According to the authors of the Fourteenth Amendment, the "great object" of Section 1 (backed up by section 5) was to force the States to respect the "personal rights" protected by the first eight Amendments, explicitly including the right protected by the Second Amendment--the right to keep and bear arms. How's that for a "creative legal theory"?

If the right is a right of the states--the right to maintain armed militias--how can states possibly be forced to respect their own rights? That is a position that only gun control diehards could find tenable.

The fact that the Fourteenth Amendment was written to protect the individual right to keep and bear arms was no secret. The floor speech was published--either as a gloss or in its entirety--in the leading papers of the day. It was debated throughout the country. Both the Abolitionists and the racists agreed that the Amendment would have that effect. The evidence is overwhelming to any minimally open mind.

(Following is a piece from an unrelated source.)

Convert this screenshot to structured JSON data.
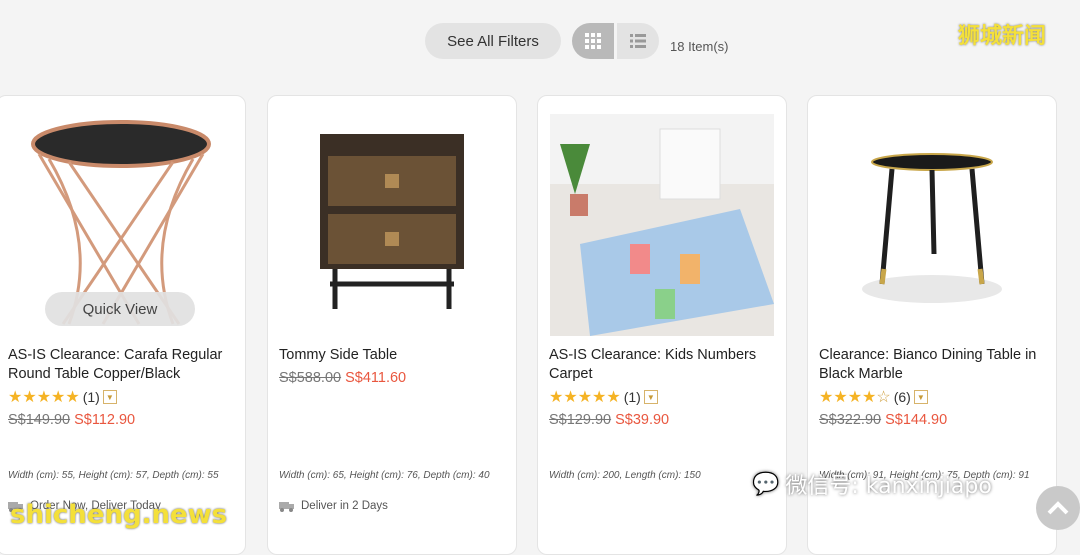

Knowing full well what they were doing, the United States of America ratified the Fourteenth Amendment. That is, they enshrined in the Constitution their understanding that the Second Amendment protects an individual right to keep and bear arms--a right that far from protecting a right of states to have armed militias actually protects a personal, individual right that is enforceable against the states. AGAINST THE STATES.

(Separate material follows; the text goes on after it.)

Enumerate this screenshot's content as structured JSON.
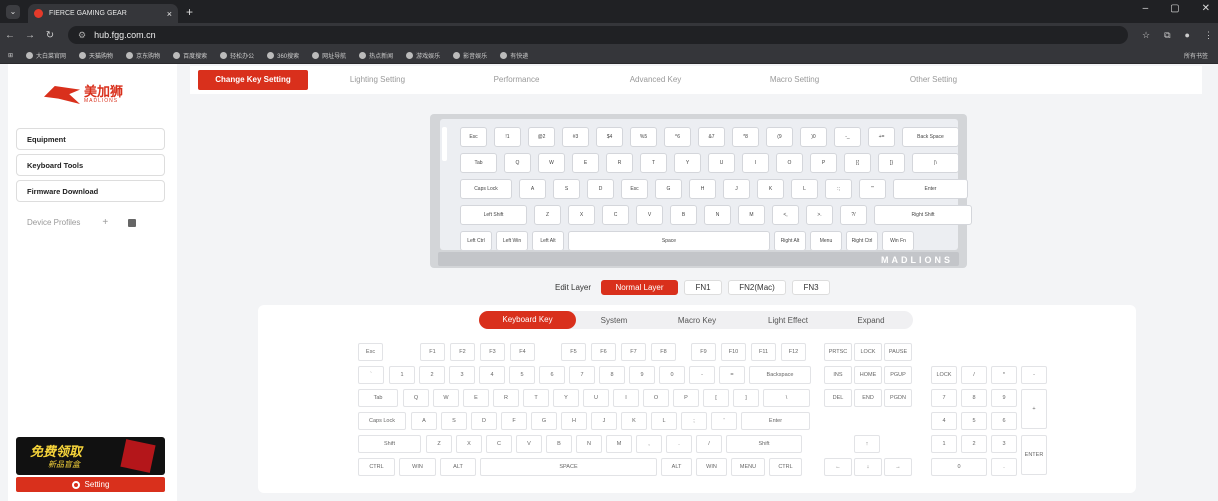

It is true that Heller did not address the Fourteenth Amendment, and so the minority was able to sidestep this history. That is a technicality, based on a legal stratagem by the party bringing the case against DC. It does not affect my argument in the slightest. I still maintain that the Fourteenth Amendment and the Framers of the Fourteenth Amendment are both greater authorities on the meaning of the Second Amendment than the Heller minority.

Alan Dershowitz was right:

"Foolish liberals who are trying to read the Second Amendment out of the Constitution by claiming it's not an individual right or that it's too much of a public safety hazard don't see the danger in the big picture. They're courting disaster by encouraging others to use the same means to eliminate portions of the Constitution they don't like."


While some are merely ignorant, many know better or have had a chance to learn, and have stubbornly clung to their mythology. These are worse than foolish; they are dishonest. They are fully deserving of the contempt in which they are held--to a greater and greater extent--by the American people.